Saturday, July 19, 2008

FBI’s Greatest Strength

HH Note: Enjoy this story about more of the FBI's history as they get ready for their anniversary on July 26th..

Mr. Schiff: Hi, welcome to "FBI 100, A Closer Look." I'm Neal Schiff of the Bureau's Office of Public Affairs along with FBI Historian Dr. John Fox. John, over the first century the FBI has had many great cases, so different that it’s hard to rank them?

Dr. Fox: "Sure Neal. Anything from the investigations of potential German espionage in World War I through Dillinger and the Gangster Era, the breaking of Nazi espionage just before we entered World War II to some of our biggest cases of more recent years. We’ve had some great successes.”

Mr. Schiff: How did the FBI’s priorities change from the early days of bank robbery and car theft cases?
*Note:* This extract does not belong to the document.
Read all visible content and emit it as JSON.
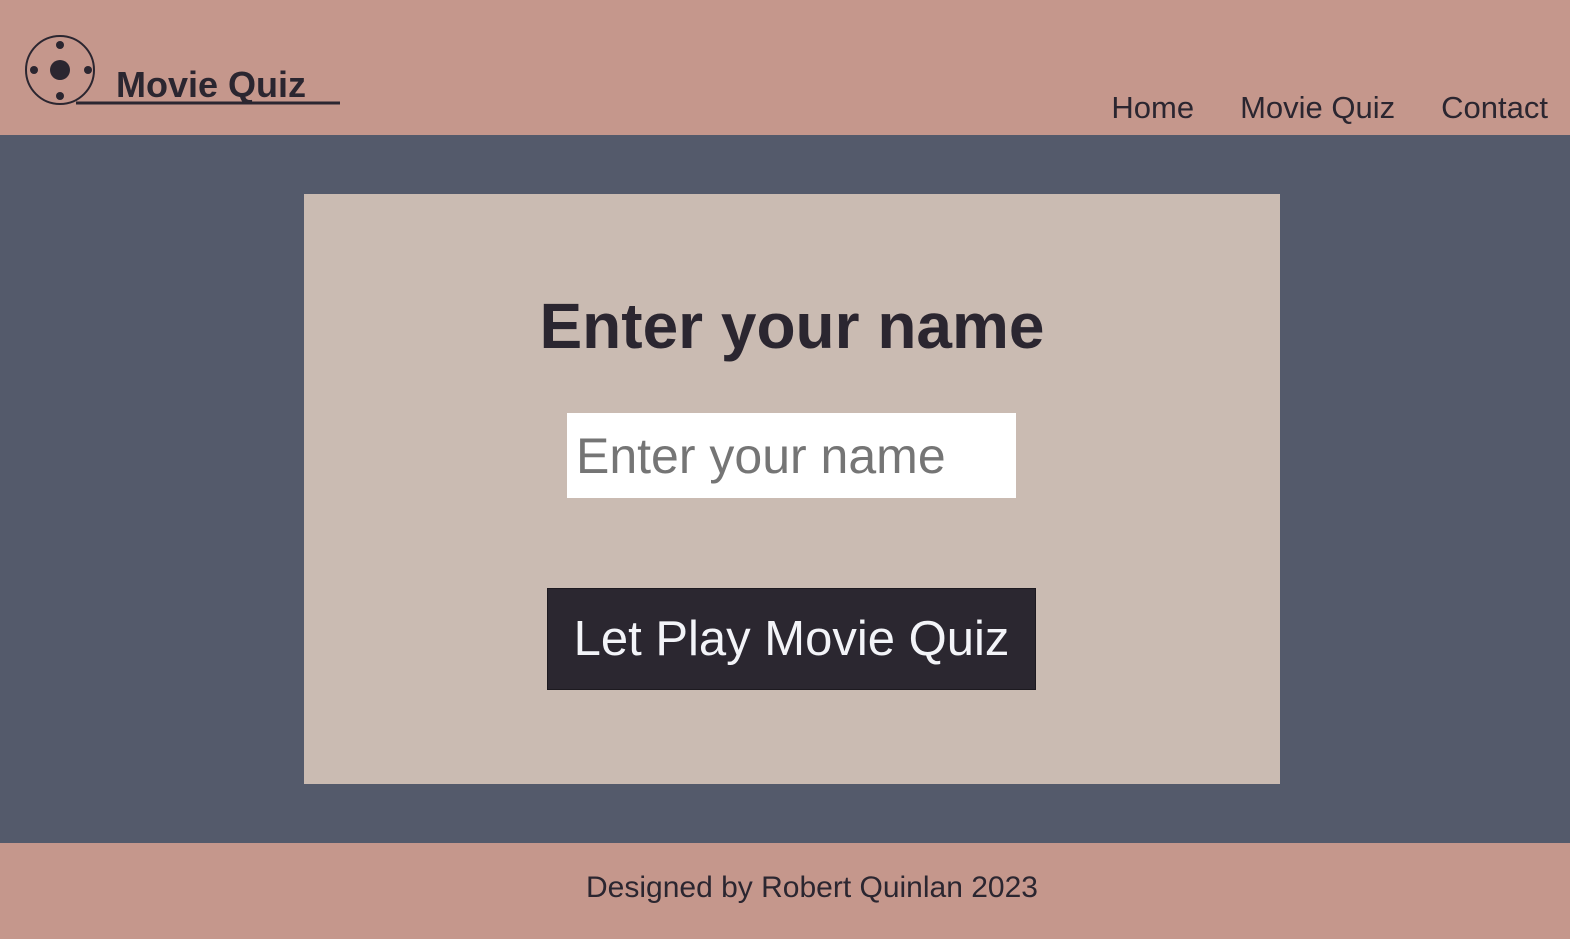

Dr. Fox: "Over the years we’ve always had duel responsibilities for protecting America’s national security and enforcing our federal criminal law. And over the years one side of that equation or the other has been more important. In World War II, national security was the top of our priority list. But it was only a couple of years before, when, just as you said, car thefts and bank robberies were at the top. How does it change? It’s a matter of our Presidents, Attorneys General, really ultimately what the American people are most concerned with. And it’s also what we see as the future; what kinds of security threats or what kind of crimes are becoming more of a danger and something that we really need to put more resources towards.”

Mr. Schiff: John, what’s the FBI’s greatest strength?

Dr. Fox: "Neal, over the years the FBI’s greatest strength is that because it has such a talented and educated force of agent and professional support; from the scientists to the analysts to specially-trained agents who can go into computer intrusions or the people who can gather the minutest quantities of evidence at the crime scene and analyze it and tell us the story of what happened. These people are able to adapt and change as we look back at what we’ve done; sometimes learn from our mistakes, learn from the successes that we have. Address the new issues as they are arising. Our people have been very good at changing with the times and building on what has been done before.”

Mr. Schiff: July 26, 2008, the FBI’s 100th anniversary. From the FBI’s Public Affairs office, along with Bureau Historian Dr. John Fox, I'm Neal Schiff with "FBI 100, A Closer Look."